Outsourcing is a critical process in the pharmaceutical industry. Supplier (including vendors and external service providers) qualification is more than auditing since a whole series of quality assurance measures and activities are required as per requirements of applicable legislation related to manufacturing and distribution of medicinal products. Supplier qualification can be seen as a risk assessment tool. It should provide an appropriate level of confidence that suppliers are able to supply consistent quality of materials, components, and services in compliance with regulatory requirements. An integrated supplier qualification process should also identify and mitigate the associated risks of products, materials, and services.
Requirements are wide-ranging and complex. There are Directives and Regulations for medicinal drug products for human, veterinary use and investigational medicinal drug products, several standards and national and international guidance documents that provide direction and lay out the framework for successfully implementing, maintaining, and sustaining an effective and robust quality management system, regardless of company type or size or the products and services it provides, requiring the use of risk-based thinking to manage suppliers.
In the table below is the list of different Directives / Regulations and Standards that define supplier qualification expectations (list is not comprehensive):
EudraLex – Volume 4 – Good Manufacturing Practice (GMP) guidelines – Part I
Chapter 5 (Production) – 5.27, 5.29, 5.45
Chapter 7 (Outsourced activities)
ISO 9001:2015 Quality management systems – Requirements
Clauses 8.4.1 and 8.4.2
ISO 13485:2016 Medical devices — Quality management systems — Requirements for regulatory purposes
US FDA 21 CFR 820 Quality system regulation
820.50 Purchasing controls
GHTF/SG3/N17:2008 – Quality Management System – Medical Devices – Guidance on the Control of Products and Services Obtained from Suppliers
Clauses 3.1 and 3.1.4
ICH guideline Q9 on quality risk management, EMA/CHMP/ICH/24235/2006
II.5 Quality risk management as part of materials management
Directive 2001/83/EC on the Community code relating to medicinal products for human use
Article 8, 46, 46 b
Supplier qualification and approval steps
Pre-selection step (supplier screening)
Before starting the process of selecting a supplier the outsourcing requirements should be determined. A business case should be prepared describing current situation, the need and rationale, scope of activities/services and expected benefit. Once the business case is approved supplier screening, identification and selection process is initiated. A high-level selection of potential suppliers, services and assessment of their capabilities should be performed, and objective evidence documented. Based on the outcome of this initial step list of potential candidates is established for continuation of the supplier qualification and approval process.
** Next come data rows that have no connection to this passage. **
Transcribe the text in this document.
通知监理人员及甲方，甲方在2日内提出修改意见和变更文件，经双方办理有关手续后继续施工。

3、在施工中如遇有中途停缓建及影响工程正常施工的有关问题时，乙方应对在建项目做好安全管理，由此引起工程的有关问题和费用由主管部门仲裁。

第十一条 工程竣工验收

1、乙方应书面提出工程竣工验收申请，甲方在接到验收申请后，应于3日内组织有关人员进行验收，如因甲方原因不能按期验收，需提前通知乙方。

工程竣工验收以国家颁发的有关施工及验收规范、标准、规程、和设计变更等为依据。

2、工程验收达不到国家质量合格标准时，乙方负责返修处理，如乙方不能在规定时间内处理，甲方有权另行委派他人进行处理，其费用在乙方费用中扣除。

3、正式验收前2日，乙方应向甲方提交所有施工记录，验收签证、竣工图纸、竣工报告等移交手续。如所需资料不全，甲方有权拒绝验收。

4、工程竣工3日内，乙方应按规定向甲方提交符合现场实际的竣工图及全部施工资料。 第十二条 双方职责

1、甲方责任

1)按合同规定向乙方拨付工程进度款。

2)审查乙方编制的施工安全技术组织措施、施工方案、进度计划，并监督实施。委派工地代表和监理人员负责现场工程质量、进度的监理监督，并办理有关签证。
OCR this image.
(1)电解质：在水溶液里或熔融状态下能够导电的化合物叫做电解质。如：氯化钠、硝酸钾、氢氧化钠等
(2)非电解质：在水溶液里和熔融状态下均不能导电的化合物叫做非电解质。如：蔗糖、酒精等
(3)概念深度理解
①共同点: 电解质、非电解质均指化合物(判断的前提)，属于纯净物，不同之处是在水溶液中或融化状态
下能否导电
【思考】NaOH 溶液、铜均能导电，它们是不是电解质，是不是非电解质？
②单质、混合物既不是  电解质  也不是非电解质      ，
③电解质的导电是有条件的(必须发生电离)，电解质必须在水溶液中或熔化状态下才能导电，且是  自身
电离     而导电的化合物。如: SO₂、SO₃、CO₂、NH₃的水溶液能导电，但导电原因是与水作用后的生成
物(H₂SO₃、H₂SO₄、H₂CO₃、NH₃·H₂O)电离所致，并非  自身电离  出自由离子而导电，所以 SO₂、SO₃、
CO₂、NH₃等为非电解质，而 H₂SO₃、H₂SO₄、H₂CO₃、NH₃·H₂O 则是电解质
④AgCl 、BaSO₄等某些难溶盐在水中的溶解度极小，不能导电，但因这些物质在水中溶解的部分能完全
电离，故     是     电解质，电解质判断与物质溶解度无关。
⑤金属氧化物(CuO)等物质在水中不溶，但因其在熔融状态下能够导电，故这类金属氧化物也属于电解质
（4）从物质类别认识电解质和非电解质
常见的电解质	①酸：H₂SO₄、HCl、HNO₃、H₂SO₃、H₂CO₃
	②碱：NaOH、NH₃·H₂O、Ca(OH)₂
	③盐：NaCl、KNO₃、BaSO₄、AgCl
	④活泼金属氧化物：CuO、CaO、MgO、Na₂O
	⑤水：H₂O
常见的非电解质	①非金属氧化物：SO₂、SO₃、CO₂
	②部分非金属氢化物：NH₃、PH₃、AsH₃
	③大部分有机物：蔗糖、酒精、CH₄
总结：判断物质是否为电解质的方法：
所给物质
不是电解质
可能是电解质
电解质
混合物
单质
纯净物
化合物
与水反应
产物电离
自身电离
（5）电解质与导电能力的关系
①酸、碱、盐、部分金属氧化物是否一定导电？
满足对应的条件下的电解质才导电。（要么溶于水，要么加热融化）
Assessment of business, technical, operational capabilities, and quality systems of potential suppliers should at least include business reference check, required licenses, authorizations to perform services, business continuity plan (patient risk due to interrupted supply/services), business KPI‘s (financial stability, liquidity) and general quality assessment – type of quality management system (QMS) utilized, willingness to have quality agreement in place, …
Evaluation and qualification steps
When a supplier has been identified, in-depth evaluation is performed to qualify the candidate before final qualification step that consists of due diligence audit (on-site or questionnaire) and establishment of contracts (supply, distribution, quality assurance) can be executed. Initial risk assessment (QRA) to identify potential risks of using a supplier and define necessary action for the mitigation of identified risks should be conducted with the evaluation step as well. Evaluation is performed against a defined set of selection criteria, based on the material, product, or services to be provided by supplier and the intended use. The results of all evaluation and any corrective actions must be documented and archived such that all actions executed in conjunction with the evaluation are coherent and traceable.
Once a top candidate is identified, a thorough audit should be planned and executed either on or off-site, depending on the nature of the product or service provided. Both critical and noncritical supplier roles deserve thorough auditing, but critical roles should be subjected to an on-site audit with predetermined items requiring verification. Acceptance or rejection of a supplier candidate should ultimately be determined after reviewing the results of the audit.
Routine monitoring and control
Approved suppliers must be adequately monitored and controlled to ensure that they continue to meet required standards and regulatory requirements as defined in the contracts. The main purpose of the routine monitoring is to verify the trust placed in suppliers, aim for a constant quality of the service or product, and ensure a good and steady relationship. Routine evaluation of suppliers to determine the overall quality and business risks is normally conducted by cross-functional teams and through defined KPI’s used for monitoring and periodic evaluation of the state of control of a contractor.
In some cases, it might be determined that the supplier no longer fully meets the requirements or identified risks are inherent (e.g., due to the nature of supplier, single provider, ….). Such suppliers are considered as high-risk suppliers and risk assessment must be performed to assess the risks, determine actions required to mitigate risks, additional controls. In case risks cannot be mitigated, possibility to exit the business with supplier should be evaluated along with identification of alternative suppliers and aligned with both business and quality.